Estudo mostra como esmagadora maioria do discurso de ódio online não é denunciado

Estudo mostra como esmagadora maioria do discurso de ódio online não é denunciado

Nos últimos anos tem-se verificado uma tendência crescente do discurso de ódio online, mas a sua denúncia continua a ser uma exceção. Um estudo pelo Centro de Psicologia da Universidade do Porto encontrou uma grande disparidade entre a ocorrência do assédio com base no preconceito e a sua queixa.

De facto, as estatísticas oficiais muitas vezes não refletem a extensão real das ofensas devido a este hiato. Mesmo em países onde o discurso de ódio é considerado crime, como Portugal e Espanha, as penas aplicadas são poucas e há poucas ou mesmo nenhuma denúncia criminal”, refere o relatório.

Segundo a Agência dos Direitos Fundamentais da União Europeia, 89% dos incidentes de assédio motivados por preconceito não são denunciados e apenas 4% das vítimas apresenta queixa às autoridades competentes.

O estudo é coordenado pela investigadora Isabel Rocha Pinto que, em declarações ao Expresso, explicou que “existe uma falta de consenso legal nos países europeus, não apenas sobre se o discurso de ódio é um crime, mas também sobre como denunciá-lo. E isto gera ambiguidade”. Ainda há um caminho de formação e sensibilização a fazer quando “muitas pessoas ainda consideram que não faz mal, porque pode ser uma piada, porque pode ser liberdade de expressão, pode ser bullying. A própria vítima não se identifica enquanto tal“.

O estudo refere também as fragilidades dos sistemas de controlo implementados pelas plataformas de redes sociais para reduzir a má conduta. A deteção do discurso de ódio está unicamente dependente de algoritmos e da vontade da pessoa em denunciar. No entanto, a perceção de que estes mecanismos são ineficazes e que não há reais consequências a quem comete esse assédio e abuso reduz a motivação para a queixa.

As redes sociais contribuem para o crescimento do discurso de ódio ao permitirem que alcance uma audiência mais vasta sem, no entanto, oferecer uma solução para lidar com o problema”, conclui o estudo.

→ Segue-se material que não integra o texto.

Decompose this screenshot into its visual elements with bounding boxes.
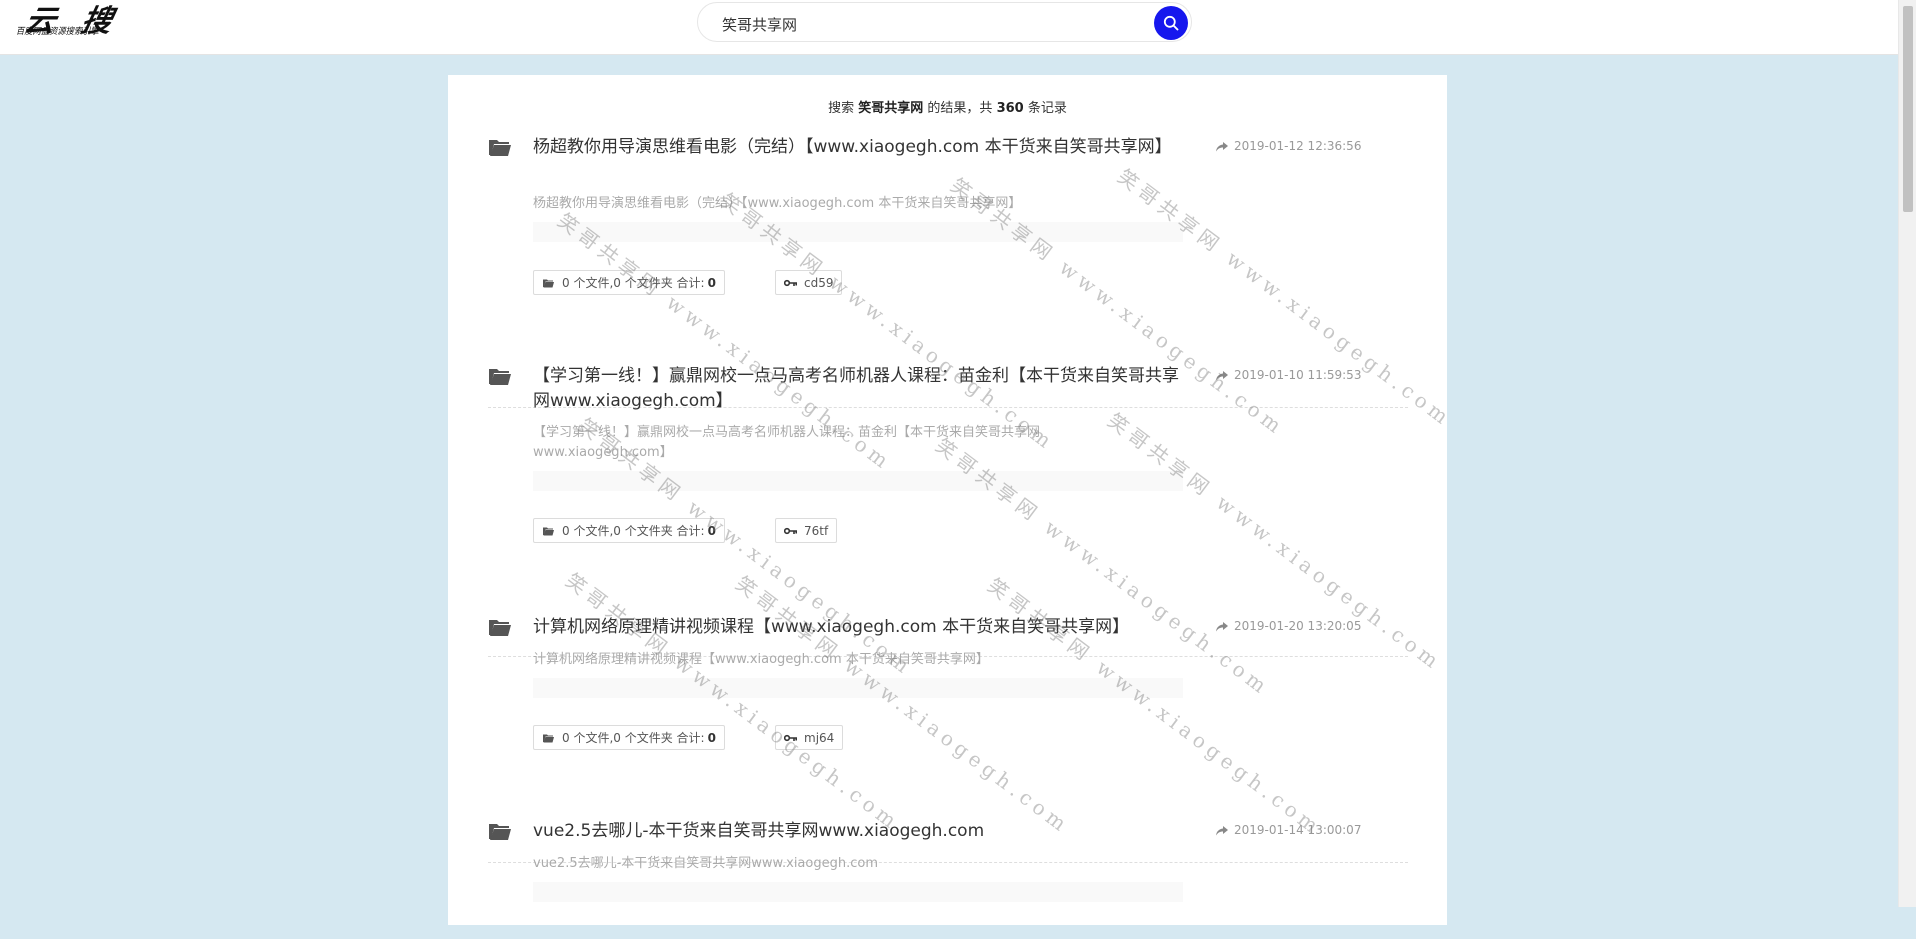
- file-total: 0: [707, 523, 716, 538]
- folder-small-icon: [543, 527, 554, 535]
- folder-small-icon: [543, 734, 554, 742]
- extract-code: mj64: [804, 730, 835, 745]
- result-description: 【学习第一线！】赢鼎网校一点马高考名师机器人课程：苗金利【本干货来自笑哥共享网w…: [533, 425, 1041, 460]
- folder-small-icon: [543, 279, 554, 287]
- result-item: 【学习第一线！】赢鼎网校一点马高考名师机器人课程：苗金利【本干货来自笑哥共享网w…: [488, 364, 1408, 657]
- result-item: vue2.5去哪儿-本干货来自笑哥共享网www.xiaogegh.com 201…: [488, 819, 1408, 939]
- folder-icon: [489, 620, 511, 636]
- extract-code-tag: mj64: [775, 725, 844, 750]
- folder-icon: [489, 369, 511, 385]
- key-icon: [784, 527, 797, 534]
- result-title[interactable]: vue2.5去哪儿-本干货来自笑哥共享网www.xiaogegh.com: [533, 819, 1183, 844]
- result-date-text: 2019-01-10 11:59:53: [1234, 368, 1362, 382]
- extract-code-tag: cd59: [775, 270, 843, 295]
- search-input[interactable]: [720, 12, 1124, 36]
- key-icon: [784, 279, 797, 286]
- result-title[interactable]: 【学习第一线！】赢鼎网校一点马高考名师机器人课程：苗金利【本干货来自笑哥共享网w…: [533, 364, 1183, 414]
- site-logo[interactable]: 云 搜 百度网盘资源搜索引擎: [16, 2, 140, 39]
- result-date: 2019-01-20 13:20:05: [1216, 619, 1361, 633]
- search-button[interactable]: [1154, 6, 1188, 40]
- file-total: 0: [707, 275, 716, 290]
- result-title[interactable]: 杨超教你用导演思维看电影（完结）【www.xiaogegh.com 本干货来自笑…: [533, 135, 1183, 160]
- result-description: vue2.5去哪儿-本干货来自笑哥共享网www.xiaogegh.com: [533, 856, 878, 871]
- folder-icon: [489, 824, 511, 840]
- result-description: 杨超教你用导演思维看电影（完结）【www.xiaogegh.com 本干货来自笑…: [533, 196, 1022, 211]
- share-icon: [1216, 826, 1228, 836]
- description-strip: [533, 222, 1183, 242]
- folder-icon: [489, 140, 511, 156]
- result-date-text: 2019-01-20 13:20:05: [1234, 619, 1362, 633]
- extract-code: cd59: [804, 275, 834, 290]
- header: 云 搜 百度网盘资源搜索引擎: [0, 0, 1898, 55]
- result-date: 2019-01-10 11:59:53: [1216, 368, 1361, 382]
- file-count-tag: 0 个文件,0 个文件夹 合计: 0: [533, 270, 725, 295]
- results-panel: 搜索 笑哥共享网 的结果，共 360 条记录 杨超教你用导演思维看电影（完结）【…: [448, 75, 1457, 925]
- file-count-tag: 0 个文件,0 个文件夹 合计: 0: [533, 518, 725, 543]
- result-description: 计算机网络原理精讲视频课程【www.xiaogegh.com 本干货来自笑哥共享…: [533, 652, 989, 667]
- result-title[interactable]: 计算机网络原理精讲视频课程【www.xiaogegh.com 本干货来自笑哥共享…: [533, 615, 1233, 640]
- file-count-text: 0 个文件,0 个文件夹 合计:: [562, 731, 705, 745]
- summary-suffix: 条记录: [1027, 101, 1067, 116]
- file-count-tag: 0 个文件,0 个文件夹 合计: 0: [533, 725, 725, 750]
- result-date: 2019-01-12 12:36:56: [1216, 139, 1361, 153]
- summary-count: 360: [996, 101, 1024, 116]
- scrollbar-thumb[interactable]: [1903, 6, 1913, 212]
- share-icon: [1216, 622, 1228, 632]
- search-box: [697, 2, 1192, 42]
- description-strip: [533, 471, 1183, 491]
- result-date-text: 2019-01-14 13:00:07: [1234, 823, 1362, 837]
- result-date: 2019-01-14 13:00:07: [1216, 823, 1361, 837]
- file-total: 0: [707, 730, 716, 745]
- result-date-text: 2019-01-12 12:36:56: [1234, 139, 1362, 153]
- description-strip: [533, 882, 1183, 902]
- share-icon: [1216, 371, 1228, 381]
- search-icon: [1163, 15, 1179, 31]
- summary-prefix: 搜索: [828, 101, 855, 116]
- result-summary: 搜索 笑哥共享网 的结果，共 360 条记录: [448, 97, 1447, 116]
- page-scrollbar[interactable]: [1898, 0, 1916, 907]
- file-count-text: 0 个文件,0 个文件夹 合计:: [562, 524, 705, 538]
- logo-subtitle: 百度网盘资源搜索引擎: [16, 27, 99, 37]
- description-strip: [533, 678, 1183, 698]
- extract-code-tag: 76tf: [775, 518, 838, 543]
- extract-code: 76tf: [804, 523, 829, 538]
- file-count-text: 0 个文件,0 个文件夹 合计:: [562, 276, 705, 290]
- summary-keyword: 笑哥共享网: [858, 101, 924, 116]
- key-icon: [784, 734, 797, 741]
- summary-middle: 的结果，共: [927, 101, 993, 116]
- share-icon: [1216, 142, 1228, 152]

Estas conclusões vão ao encontro de outros estudos que também mostram como as redes sociais não estão a fazer o suficiente para proteger, por exemplo, as pessoas LGBTI+ contra este tipo de abusos.

Vítimas do discurso de ódio não têm motivação para o denunciar, pois sentem que o fazem em vão

Sem a motivação para a denúncia, as testemunhas ignoram os crimes de ódio a que assistem. Este fechar de olhos impede que haja uma perceção oficial da real dimensão do fenómeno e perpetua-o. É o chamado “Efeito Espetador”.

Quando queremos denunciar, os botões de reporte não funcionam, não acontece nada. Para o ofensor isto significa que é legítimo, que estas interações são normais. Como resultado, o ódio contra grupos socialmente vulneráveis continua e é tolerado pela maioria dos utilizadores, sem consequências para quem agride. Uma solução passa pela existência de mecanismos de reporte nas instituições, nas escolas, por exemplo, nas universidades, para haver diversidade e igualdade de direitos”, explica Isabel Rocha Pinto.

De acordo com a Organização para a Segurança e a Cooperação na Europa, o racismo e a xenofobia são a principal motivação das ameaças baseadas no ódio na UE. Representam cerca de 2 mil casos denunciados em 3.370, entre 2016 e 2020. A Europa enfrenta o desafio do aumento de expressões de ódio especialmente dirigidas contra pessoas muçulmanas, judias, ciganas, migrantes, LGBTI+ e mulheres. A liberdade de expressão não é – nem pode ser – absoluta e vazia, porque traz no seu conceito a proteção de grupos historicamente perseguidos.

A investigação mostra que a invisibilidade das interações leva a que as pessoas se sintam menos responsáveis perante as outras, apresentam níveis mais elevados de desinibição, conduta enganosa, falta de empatia e descomprometimento moral relativamente à própria má conduta. Daí que seja fundamental a denúncia face o discurso de ódio.

As situações de discriminação LGBTI+ podem ser denunciadas no Observatório da ILGA Portugal.